While he does avoid major Hollywood studios, Jarmusch has no problem collaborating with well known actors. His first experiment was with Night On Earth (1992), which featured famous movie stars, Winona Ryder, Gena Rowlands, and Rosie Perez. Jarmusch returned to the structure he used so well in Mystery Train, but expanded its scope. Night On Earth is broken up into five stories that all occur at the same time but in different cities all over the world with the action restricted to taxi cab rides. Jarmusch uses these encounters as springboards for interesting, often hilarious, sometimes tragic discussions ranging from acting in movies to circus clowns to sex with farm animals.
The impetus for making Night On Earth stemmed from Jarmusch’s interest in the little moments of life that most of us take for granted.
If you think about taking a taxi, it’s something insignificant in your daily life; in a film when someone takes a taxi, you see them get in, then there’s a cut, then you see them get out. So in a way the content of this film is made up of things that would usually be taken out (9).
Night On Earth not only transforms this potentially mundane exercise into something special, but it also manages to avoid the hackneyed cliche of the world weary cabbie to present touching insights into the human condition with situations that run the entire emotional spectrum.

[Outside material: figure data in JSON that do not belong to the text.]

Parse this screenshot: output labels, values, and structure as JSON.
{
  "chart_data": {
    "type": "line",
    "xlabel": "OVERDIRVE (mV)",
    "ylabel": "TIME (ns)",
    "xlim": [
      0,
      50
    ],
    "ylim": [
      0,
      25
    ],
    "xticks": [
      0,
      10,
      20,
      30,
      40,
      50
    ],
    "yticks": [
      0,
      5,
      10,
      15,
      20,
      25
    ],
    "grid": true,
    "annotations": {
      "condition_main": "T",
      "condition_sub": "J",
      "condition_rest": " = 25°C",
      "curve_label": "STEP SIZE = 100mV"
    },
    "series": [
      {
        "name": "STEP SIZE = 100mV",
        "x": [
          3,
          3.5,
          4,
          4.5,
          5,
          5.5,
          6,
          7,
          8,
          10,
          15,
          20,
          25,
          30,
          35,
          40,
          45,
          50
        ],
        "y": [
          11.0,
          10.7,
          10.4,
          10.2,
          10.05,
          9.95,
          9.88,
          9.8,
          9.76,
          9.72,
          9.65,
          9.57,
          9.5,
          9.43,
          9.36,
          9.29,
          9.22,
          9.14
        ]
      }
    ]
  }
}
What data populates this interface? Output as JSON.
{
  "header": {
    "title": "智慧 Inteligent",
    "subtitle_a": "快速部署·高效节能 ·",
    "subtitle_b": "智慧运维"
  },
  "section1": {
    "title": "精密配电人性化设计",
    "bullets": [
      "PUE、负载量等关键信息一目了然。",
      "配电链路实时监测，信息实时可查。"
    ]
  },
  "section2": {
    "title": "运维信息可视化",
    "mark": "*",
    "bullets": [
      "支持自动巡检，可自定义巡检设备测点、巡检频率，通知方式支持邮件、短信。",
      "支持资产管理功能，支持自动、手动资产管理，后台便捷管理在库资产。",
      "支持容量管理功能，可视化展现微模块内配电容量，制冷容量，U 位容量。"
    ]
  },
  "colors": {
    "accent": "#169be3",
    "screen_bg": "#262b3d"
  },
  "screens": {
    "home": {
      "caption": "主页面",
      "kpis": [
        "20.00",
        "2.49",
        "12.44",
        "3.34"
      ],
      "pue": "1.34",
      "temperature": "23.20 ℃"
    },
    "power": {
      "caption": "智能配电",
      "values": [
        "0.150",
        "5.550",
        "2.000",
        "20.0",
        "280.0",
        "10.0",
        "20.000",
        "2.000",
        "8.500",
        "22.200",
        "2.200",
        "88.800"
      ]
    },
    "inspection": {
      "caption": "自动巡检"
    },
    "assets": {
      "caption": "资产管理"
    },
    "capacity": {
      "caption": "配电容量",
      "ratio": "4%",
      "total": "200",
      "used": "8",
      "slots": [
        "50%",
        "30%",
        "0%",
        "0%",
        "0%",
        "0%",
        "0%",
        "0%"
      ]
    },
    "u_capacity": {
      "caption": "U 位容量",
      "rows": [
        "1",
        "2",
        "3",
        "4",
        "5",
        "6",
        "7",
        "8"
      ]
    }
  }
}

Night On Earth‘s structure would be a precursor to Pulp Fiction (Quentin Tarantino, 1994) which also played around with several simultaneously occurring stories and a large cast of characters but with more commercial sensibilities. That film’s success not only coincided with a lull in Jarmusch’s output, but also signaled a changing of the guard in the American independent scene. Jarmusch’s methodically paced, dry-witted comedies were no longer in vogue, having been replaced by a louder, flashier wave of new filmmakers with overt pop culture sensibilities.